When Your Muse Wanders Off…Indefinitely


To be fair, I probably should have written this a while back. But I’ve been confused and haven’t known what to say so I’ve been putting it off. I’m sure you’ve noticed I haven’t been posting much lately – for a couple of months, in fact. Well, there’s a reason and I’ve been struggling with it.

What does one do when one writes a blog about reproducing historical fashions and one’s sewing muse abruptly just ups and leaves?

That’s what’s happened to me. At first I thought it was just all the kerfuffle from deciding to move and then getting the whole thing organized so all the pieces came together in the right order. Then there was the move itself and a month of pure chaos – half living in one town and half living in another. That was followed by the exhaustion of unpacking (still not finished, by the way) and further sorting. And so passed December, January, February and a good chunk of March.

(original source unknown)

(source unknown)

Now it’s two months later and in that time I’ve not even been able to make myself sew. Which is so very weird because I have loved sewing since I was a kid, just as I’ve been interested historical fashions since even before I started sewing. Then suddenly – poof! What the heck? I have a marvelous sewing space, a small mountain of a stash, a tall filing cabinet full of patterns…and not a single thing moves me.

I got to the point of considering whether I should let this blog go altogether – admit that my urge to sew was gone for good, pull myself together and move on.

But I just couldn’t do it, and for two reasons: 1) because I could not believe that my sewing muse has departed for good and 2) there is a lot of historical sewing I haven’t yet explored and I’m still interested in learning about it.

So, after months and months of pretty much agonizing over what to do, I’ve finally made a few decisions which I hope will entice my muse to return.

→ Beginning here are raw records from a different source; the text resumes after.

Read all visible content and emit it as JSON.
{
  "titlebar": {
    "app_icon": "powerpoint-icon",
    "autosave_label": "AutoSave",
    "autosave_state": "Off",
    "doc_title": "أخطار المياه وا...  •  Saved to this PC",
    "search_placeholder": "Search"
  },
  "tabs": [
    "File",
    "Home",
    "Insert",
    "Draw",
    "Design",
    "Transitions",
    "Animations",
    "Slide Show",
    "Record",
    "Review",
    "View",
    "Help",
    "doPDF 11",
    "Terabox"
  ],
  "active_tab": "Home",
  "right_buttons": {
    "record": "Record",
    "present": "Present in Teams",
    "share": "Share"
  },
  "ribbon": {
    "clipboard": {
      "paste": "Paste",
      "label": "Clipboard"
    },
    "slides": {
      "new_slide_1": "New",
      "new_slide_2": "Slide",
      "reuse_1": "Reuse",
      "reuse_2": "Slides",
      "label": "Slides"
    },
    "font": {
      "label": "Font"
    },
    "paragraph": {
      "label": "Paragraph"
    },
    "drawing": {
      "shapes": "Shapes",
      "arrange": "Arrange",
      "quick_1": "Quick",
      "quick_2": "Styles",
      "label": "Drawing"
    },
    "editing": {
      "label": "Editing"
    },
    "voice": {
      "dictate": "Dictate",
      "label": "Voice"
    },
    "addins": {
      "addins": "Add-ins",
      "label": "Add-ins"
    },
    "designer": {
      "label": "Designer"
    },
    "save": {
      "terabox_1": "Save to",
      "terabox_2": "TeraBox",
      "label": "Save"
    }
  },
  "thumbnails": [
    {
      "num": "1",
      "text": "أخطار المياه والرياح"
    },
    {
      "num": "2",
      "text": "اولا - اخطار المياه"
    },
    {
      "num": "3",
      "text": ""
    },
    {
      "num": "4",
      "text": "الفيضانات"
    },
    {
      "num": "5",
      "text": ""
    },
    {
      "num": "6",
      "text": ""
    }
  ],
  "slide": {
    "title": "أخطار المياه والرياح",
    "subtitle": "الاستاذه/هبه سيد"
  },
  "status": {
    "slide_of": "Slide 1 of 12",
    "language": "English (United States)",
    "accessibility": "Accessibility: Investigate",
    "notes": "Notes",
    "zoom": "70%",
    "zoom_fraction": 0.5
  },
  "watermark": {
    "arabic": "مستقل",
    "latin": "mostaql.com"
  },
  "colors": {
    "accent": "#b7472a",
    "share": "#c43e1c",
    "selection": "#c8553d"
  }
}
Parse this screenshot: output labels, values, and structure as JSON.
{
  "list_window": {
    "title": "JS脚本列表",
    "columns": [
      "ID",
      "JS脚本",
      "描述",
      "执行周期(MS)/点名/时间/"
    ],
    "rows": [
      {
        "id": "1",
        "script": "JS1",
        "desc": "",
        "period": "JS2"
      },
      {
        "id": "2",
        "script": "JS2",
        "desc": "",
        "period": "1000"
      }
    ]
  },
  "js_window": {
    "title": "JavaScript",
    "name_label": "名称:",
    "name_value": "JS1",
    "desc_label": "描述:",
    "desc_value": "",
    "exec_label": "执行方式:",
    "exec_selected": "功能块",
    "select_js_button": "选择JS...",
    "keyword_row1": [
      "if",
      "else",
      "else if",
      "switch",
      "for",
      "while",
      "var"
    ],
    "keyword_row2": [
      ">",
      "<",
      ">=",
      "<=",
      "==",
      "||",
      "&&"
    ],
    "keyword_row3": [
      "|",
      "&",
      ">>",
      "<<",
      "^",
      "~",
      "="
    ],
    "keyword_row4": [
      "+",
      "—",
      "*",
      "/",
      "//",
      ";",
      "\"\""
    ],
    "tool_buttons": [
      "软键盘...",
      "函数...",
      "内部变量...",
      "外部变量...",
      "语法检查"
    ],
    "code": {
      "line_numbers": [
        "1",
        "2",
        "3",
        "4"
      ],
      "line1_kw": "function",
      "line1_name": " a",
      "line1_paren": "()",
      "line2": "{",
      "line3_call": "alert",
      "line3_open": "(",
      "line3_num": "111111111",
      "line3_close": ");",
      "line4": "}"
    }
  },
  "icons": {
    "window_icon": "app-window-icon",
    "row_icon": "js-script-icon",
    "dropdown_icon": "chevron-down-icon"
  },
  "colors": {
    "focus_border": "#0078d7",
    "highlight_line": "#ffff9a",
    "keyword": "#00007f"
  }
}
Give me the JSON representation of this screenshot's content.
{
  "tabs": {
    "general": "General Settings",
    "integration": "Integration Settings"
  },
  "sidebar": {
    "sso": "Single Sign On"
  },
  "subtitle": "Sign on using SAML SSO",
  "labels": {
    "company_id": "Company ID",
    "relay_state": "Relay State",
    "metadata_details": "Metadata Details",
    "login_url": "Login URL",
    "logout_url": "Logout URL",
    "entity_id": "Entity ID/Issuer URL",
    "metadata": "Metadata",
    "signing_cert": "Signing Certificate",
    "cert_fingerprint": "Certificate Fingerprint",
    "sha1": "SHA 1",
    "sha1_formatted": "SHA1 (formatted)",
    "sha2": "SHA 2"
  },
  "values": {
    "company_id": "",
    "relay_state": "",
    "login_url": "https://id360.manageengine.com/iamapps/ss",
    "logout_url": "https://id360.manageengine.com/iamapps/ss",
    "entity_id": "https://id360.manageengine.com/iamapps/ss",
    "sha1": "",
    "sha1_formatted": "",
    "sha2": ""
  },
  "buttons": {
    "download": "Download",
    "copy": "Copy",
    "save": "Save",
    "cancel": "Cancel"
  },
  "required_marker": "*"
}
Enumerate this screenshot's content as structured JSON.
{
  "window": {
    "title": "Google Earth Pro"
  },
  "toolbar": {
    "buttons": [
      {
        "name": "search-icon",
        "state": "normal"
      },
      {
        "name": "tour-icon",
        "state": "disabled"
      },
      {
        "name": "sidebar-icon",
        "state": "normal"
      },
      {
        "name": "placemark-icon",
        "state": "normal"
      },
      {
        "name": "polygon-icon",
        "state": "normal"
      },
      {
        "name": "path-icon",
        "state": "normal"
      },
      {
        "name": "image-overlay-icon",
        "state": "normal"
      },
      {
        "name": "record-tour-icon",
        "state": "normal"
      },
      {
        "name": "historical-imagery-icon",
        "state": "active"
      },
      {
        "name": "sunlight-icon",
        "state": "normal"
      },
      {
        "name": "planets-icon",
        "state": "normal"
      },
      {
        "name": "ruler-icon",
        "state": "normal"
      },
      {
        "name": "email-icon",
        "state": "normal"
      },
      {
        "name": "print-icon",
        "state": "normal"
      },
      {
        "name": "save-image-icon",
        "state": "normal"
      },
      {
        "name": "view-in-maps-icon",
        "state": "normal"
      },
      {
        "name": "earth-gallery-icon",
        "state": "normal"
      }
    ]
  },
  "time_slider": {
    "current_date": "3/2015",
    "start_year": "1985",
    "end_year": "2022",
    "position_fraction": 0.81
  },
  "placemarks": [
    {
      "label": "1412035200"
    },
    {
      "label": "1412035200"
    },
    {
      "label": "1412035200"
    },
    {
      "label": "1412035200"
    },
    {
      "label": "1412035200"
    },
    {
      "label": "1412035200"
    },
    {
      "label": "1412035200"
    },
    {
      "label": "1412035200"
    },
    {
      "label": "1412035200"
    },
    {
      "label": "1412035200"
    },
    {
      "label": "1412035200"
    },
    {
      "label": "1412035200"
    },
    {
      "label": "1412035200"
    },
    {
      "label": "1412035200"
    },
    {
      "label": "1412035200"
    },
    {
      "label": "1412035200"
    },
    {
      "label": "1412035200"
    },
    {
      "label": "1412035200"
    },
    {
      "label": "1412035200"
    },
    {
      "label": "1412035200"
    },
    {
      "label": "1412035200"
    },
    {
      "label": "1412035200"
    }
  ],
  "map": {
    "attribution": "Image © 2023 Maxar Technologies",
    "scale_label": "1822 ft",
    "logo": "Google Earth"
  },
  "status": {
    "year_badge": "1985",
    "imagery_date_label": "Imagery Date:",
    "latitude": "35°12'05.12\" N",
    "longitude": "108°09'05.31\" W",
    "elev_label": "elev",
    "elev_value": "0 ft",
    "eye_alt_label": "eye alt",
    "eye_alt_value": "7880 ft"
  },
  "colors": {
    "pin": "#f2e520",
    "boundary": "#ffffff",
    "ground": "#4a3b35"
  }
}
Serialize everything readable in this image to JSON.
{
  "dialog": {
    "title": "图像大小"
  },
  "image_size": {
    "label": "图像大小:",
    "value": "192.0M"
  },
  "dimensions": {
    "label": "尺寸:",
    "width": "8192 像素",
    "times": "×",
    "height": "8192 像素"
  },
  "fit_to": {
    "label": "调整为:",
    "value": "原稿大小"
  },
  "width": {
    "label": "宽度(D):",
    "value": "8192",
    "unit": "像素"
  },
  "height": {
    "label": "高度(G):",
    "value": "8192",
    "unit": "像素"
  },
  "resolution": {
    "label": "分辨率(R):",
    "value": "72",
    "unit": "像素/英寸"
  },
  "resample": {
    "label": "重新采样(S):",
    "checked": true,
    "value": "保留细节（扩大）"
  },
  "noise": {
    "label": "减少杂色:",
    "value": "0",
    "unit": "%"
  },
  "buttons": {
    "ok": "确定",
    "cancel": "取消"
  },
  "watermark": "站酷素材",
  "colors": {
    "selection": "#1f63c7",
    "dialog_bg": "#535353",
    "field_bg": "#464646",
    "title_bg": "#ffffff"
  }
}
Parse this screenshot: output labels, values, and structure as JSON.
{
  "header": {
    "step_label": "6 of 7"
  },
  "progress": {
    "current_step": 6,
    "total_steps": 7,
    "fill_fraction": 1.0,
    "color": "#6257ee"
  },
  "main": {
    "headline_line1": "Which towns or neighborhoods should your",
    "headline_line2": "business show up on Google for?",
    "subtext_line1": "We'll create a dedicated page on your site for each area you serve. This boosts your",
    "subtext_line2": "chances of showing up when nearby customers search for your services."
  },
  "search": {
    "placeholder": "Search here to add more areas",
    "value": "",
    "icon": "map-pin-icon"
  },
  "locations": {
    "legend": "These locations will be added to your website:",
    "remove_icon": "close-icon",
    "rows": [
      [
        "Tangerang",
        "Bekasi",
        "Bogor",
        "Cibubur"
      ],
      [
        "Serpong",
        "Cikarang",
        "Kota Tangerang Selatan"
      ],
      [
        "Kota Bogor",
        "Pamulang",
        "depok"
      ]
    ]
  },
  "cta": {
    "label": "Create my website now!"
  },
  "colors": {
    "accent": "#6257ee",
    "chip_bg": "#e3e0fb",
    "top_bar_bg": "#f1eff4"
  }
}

First off, I’m dropping out of the Historical Sew Monthly – at least for the time being. I’ll keep the badge and link active on my home page because I think it’s a great idea and support the HSM wholeheartedly. I just don’t want that additional bit of pressure from a deadline right now. Having said that, the Challenge for May (Holes) is finished and I’ll be sharing that with you as soon as it’s been blocked.

I am really drawn to hand sewing at the moment, so perhaps focusing on a couple of small projects to get the wind back in my sewing sails. A friend of mine has A Big Life Event coming up soon and I’d like to make something for her, so perhaps a little something of a historical nature would fit the bill. So my second decision is to work on smaller projects so I can get to the finish line – hoping that garnering a series of successes will help bolster my enthusiasm.

And, with the HSM retired, I can pick what I want to make for myself and do it at my own pace. My third decision: be a little more selfish in choosing what garments to make and start with something casual that won’t be on display…anywhere. I’m interested in having something to wear around the house other than sweats. And I’m interested in the idea of wrappers. And it so happens I have two Laughing Moon patterns for wrappers and the fabric to make them. So maybe, just maybe, I’ll try that – something just for me to be worn just for myself and my pleasure.

Lastly, my fourth decision is that historical sewing needn’t be confined to garments and accessories only. I’m still hand sewing my 1840’s reproduction quilt using historically accurate reproduction fabrics I’ve collected over the years. I used to think that English paper piecing was the definition of mind-melting, repetitive boredom. But now I find it relaxing, almost meditative. And I believe that making home goods counts, so it’s staying in the mix and you’ll be able to watch it grow over time. Here’s the pattern, as made by someone else (I don’t know who) and posted online:

"Grace's Quilt", based on an extant 1840's quilt

“Grace’s Quilt”, based on an extant 1840’s quilt

So that’s where I am. A little of this, a bit of that and, hopefully, great success in luring my muse back home.